Pre-EMI v/s Full EMI
Now that we know the difference between Pre-EMI and Full EMI, the question in mind will be which one to be considered while taking home loan. There is no right and wrong, both pre-EMI and Full-EMI are good way to repay the loan, however it depends on the borrower’s repayment capacity and ability to judge his financial commitments.
If the borrower is not financially very sound and if he/she is staying in a rented house, then the ideal option would be to choose pre-EMI loans. This will give the borrower the benefit of just paying interest on the loan disbursement which is affordable as compared to paying the Full-EMI. The borrower will thus be able to pay interest on EMI (pre-EMI) as well as rent on house until possession of a new house.
On the other hand, if the borrower of loan is a financial expert who has the ability to earn consistently great returns on small investments, then it is good to choose the option of Full-EMI. In this case, major portion of the EMI paid before construction will go towards the principal of loan amount, thus the home loan will get over quicker. By the time you take possession of the property, major portion of the loan will be cleared and the payment towards interest will be less.

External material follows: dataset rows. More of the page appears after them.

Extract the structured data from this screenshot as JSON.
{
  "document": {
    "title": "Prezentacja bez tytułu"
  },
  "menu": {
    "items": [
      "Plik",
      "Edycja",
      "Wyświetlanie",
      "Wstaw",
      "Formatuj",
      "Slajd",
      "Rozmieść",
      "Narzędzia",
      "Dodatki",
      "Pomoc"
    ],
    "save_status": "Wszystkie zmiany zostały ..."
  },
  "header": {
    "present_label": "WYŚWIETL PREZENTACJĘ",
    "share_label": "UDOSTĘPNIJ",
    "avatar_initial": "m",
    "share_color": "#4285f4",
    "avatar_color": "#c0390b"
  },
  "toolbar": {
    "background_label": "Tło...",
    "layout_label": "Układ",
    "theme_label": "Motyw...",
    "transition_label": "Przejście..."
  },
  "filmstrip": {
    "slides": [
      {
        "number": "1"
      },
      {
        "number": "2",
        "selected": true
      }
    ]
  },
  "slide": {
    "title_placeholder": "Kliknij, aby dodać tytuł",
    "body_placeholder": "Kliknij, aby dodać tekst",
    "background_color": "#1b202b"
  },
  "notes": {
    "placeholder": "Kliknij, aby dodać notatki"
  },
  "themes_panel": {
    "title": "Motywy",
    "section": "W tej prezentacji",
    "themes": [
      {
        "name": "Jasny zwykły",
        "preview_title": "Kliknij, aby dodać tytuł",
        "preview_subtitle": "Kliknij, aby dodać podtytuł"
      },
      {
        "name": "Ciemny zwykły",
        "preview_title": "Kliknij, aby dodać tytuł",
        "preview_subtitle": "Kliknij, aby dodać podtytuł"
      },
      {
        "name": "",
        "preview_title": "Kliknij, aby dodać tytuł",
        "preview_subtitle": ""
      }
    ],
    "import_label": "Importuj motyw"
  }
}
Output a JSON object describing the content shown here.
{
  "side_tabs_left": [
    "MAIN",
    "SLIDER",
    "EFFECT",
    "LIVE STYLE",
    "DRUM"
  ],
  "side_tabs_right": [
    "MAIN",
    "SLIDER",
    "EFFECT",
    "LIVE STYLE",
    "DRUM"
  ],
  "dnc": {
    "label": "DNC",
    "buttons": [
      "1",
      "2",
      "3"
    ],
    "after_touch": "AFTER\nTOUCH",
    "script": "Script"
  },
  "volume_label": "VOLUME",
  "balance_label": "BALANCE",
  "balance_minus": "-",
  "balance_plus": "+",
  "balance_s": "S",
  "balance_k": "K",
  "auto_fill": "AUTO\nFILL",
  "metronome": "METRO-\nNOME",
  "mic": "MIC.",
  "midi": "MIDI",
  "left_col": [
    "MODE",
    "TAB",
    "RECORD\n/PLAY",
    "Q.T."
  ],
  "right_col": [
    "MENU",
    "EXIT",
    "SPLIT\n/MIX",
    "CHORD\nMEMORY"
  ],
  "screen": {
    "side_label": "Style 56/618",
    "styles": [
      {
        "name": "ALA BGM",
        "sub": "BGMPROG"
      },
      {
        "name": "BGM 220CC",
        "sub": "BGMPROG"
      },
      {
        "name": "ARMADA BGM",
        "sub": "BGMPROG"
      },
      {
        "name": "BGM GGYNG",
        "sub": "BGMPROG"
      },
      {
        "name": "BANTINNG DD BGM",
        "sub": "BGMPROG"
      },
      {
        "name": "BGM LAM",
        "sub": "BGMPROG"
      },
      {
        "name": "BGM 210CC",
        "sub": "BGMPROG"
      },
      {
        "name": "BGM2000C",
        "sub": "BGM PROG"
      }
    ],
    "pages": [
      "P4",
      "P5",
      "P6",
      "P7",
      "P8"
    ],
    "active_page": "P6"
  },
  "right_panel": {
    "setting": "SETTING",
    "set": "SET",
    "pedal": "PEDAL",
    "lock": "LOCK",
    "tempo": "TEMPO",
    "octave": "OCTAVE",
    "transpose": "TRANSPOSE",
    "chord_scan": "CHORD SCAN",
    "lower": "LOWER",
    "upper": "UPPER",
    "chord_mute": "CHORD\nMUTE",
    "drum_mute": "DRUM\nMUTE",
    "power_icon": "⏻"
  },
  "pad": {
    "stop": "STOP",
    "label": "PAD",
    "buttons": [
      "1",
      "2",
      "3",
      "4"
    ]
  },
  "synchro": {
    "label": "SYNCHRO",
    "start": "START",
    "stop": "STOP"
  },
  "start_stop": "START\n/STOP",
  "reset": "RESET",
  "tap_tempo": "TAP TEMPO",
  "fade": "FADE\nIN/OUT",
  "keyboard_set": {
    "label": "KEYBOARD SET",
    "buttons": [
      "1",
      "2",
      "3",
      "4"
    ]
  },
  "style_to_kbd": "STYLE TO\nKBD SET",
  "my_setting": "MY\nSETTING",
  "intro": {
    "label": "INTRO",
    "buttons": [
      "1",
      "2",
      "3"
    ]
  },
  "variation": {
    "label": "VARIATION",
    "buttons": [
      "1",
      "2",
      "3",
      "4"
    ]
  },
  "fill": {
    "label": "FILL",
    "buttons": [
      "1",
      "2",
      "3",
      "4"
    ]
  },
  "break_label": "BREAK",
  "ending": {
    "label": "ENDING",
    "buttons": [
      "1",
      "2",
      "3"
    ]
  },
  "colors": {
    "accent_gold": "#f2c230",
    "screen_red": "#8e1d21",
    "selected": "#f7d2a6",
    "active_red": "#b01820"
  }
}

The Benefits with Full EMI
The loan gets repaid faster. This happens because you pay both principal and interest at the same time. The EMI is as per the sanctioned amount and the interest calculated is only on the disbursed amount, and as a result, the outstanding principal goes down much faster.
The Benefits with Pre-EMI
It reduces your burden since you pay the interest only on the amount disbursed to you.
In case of full EMI, you need to pay more towards your home loan commitment before the possession. Whereas in the case of pre-EMI, what you need to pay is less than the full EMI.
Affording both house rent and Full EMI may not be an easy task for a middle-class family. But if you go with a Pre-EMI it becomes easier.
As the last disbursal is generally linked to possession of the house, you need to pay interest and rent till that time you get possession of the house. Once you get possession of your house, you can move into the house and stop paying rent. Hence, opting for a pre-EMI can be easy on your pocket and finances.
Tax Benefits
Whether you choose pre-EMI or full EMI, there is no change for tax deduction. Also tax deductions cannot be enjoyed by the borrower until the construction of the property is complete. Once construction is complete, interest paid on home loan before construction can be aggregated and deducted in five equal installments from the year during which the construction is completed. Tax deductions are not applicable for a principal amount paid as full EMI during the construction phase.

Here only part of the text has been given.